1) I don't fear abandonment. In fact, I am the abandoner as I cannot trust anyone totally due to childhood trauma.
2) I have a strong sense of identity as to who I am.
3) I dont think I feel emotions more intensely than normal folks and I don't overreact or get angry easily. Nor do I attach to people quickly.
4) I do feel dead inside and empty when I am severely depressed. My depressive episodes usually last 2-3yrs and are unremitting. No highs or good moments. From what I have been told about BPD, deoressive episodes rarely last longer than a few hours or a day and there are bright spots....not me.
5) I do have great difficulty with relationships and making friends...again that is trust issues....so I don't have stormy intense relationships but ones where I am largely indifferent and emotionally distant.
6) I have behaved recklessly in the past but it's not a usual pattern of behaviour for me. I am that way when I am actively S but haven't made a plan. I simply have a complete disregard for my safety or life.

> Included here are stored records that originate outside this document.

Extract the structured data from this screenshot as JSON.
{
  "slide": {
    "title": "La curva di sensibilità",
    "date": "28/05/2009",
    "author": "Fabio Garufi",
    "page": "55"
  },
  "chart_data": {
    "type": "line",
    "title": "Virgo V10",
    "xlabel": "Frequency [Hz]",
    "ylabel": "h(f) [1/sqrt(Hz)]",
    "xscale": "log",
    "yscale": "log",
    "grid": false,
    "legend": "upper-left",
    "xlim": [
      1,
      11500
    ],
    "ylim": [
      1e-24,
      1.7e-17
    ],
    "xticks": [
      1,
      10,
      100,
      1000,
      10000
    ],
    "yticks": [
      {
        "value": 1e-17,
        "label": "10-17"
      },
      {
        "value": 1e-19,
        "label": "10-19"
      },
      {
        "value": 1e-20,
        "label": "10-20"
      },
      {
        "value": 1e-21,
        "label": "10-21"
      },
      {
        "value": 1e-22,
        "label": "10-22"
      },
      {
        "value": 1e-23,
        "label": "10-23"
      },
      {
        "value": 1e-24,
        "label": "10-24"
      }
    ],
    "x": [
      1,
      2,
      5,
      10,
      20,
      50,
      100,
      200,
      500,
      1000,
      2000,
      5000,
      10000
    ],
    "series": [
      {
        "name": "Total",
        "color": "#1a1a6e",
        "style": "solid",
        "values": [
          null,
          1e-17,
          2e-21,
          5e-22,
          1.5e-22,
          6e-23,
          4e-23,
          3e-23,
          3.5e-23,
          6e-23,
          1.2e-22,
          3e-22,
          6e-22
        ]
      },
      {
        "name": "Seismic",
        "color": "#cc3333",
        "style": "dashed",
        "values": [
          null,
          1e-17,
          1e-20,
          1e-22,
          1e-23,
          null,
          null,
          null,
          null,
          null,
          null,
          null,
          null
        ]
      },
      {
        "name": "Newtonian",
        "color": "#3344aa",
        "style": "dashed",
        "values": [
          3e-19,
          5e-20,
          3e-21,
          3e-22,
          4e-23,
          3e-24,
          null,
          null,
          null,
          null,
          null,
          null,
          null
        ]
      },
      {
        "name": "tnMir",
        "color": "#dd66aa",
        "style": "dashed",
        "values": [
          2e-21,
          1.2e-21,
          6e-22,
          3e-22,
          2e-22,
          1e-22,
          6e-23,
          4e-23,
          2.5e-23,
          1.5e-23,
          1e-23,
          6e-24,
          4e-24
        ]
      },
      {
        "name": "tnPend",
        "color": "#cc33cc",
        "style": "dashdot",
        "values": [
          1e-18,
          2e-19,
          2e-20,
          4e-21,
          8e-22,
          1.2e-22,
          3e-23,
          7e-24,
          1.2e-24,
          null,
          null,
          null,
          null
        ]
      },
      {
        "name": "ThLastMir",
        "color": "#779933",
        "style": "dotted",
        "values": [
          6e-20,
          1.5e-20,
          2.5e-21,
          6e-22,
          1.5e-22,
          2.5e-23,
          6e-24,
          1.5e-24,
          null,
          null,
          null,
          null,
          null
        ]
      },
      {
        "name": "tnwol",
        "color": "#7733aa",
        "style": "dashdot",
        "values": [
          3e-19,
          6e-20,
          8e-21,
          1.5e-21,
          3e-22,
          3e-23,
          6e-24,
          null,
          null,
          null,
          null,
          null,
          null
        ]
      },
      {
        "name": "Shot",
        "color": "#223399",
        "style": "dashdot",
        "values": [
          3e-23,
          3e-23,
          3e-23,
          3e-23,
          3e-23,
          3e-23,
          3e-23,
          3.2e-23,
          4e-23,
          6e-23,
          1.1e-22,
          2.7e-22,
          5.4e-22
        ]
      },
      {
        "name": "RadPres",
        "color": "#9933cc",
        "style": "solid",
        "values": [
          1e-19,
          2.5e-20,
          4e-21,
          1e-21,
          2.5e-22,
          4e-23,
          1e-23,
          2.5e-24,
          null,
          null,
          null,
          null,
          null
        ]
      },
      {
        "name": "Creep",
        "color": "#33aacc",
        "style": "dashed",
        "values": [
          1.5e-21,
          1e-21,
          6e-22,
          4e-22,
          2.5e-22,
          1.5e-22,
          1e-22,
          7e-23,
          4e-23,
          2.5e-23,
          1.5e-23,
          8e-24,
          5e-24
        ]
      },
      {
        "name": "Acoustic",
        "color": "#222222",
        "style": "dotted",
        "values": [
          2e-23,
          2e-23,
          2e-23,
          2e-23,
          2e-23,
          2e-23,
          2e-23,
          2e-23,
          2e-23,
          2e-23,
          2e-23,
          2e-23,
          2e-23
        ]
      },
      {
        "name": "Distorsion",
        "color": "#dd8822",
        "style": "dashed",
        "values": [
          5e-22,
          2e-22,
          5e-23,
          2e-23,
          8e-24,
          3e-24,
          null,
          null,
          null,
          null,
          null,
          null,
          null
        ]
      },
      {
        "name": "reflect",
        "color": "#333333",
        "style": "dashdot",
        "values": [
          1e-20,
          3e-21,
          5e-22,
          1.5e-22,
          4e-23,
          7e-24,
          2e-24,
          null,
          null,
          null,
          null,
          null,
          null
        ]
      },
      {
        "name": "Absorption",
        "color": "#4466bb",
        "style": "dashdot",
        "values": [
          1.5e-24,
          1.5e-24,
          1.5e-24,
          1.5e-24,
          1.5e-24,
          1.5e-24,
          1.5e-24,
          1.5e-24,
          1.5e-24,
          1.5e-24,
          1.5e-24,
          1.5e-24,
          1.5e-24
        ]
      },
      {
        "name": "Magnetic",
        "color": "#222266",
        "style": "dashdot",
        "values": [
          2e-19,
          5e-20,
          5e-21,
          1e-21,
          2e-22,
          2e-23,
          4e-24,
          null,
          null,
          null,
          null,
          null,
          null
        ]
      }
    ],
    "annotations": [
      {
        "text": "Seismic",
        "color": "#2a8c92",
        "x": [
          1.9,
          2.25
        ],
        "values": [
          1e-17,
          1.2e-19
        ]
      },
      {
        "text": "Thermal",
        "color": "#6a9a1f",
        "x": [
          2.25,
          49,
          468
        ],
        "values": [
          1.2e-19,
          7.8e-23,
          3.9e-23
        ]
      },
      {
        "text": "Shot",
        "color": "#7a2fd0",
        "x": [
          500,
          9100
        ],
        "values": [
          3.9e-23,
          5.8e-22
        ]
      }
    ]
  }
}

7) I have never abused drugs or alcohol. I was around that growing up so have a strong aversion to it.

9) I do attach importance to/focus inappropriately on relatively minor things but always thought that was my ADHD hyper focus kicking in where I get so completely entrapped in something, I can't stop thinking about it or working/doing it.
Sorry for the book. I just am struggling with the diagnosis and wondering if maybe the Psych was wrong? He has been seeing me for almost a year now. What do you all think? Can you relate to any if this and if so, is it BPD related or not? Thanks in advance for any feedback.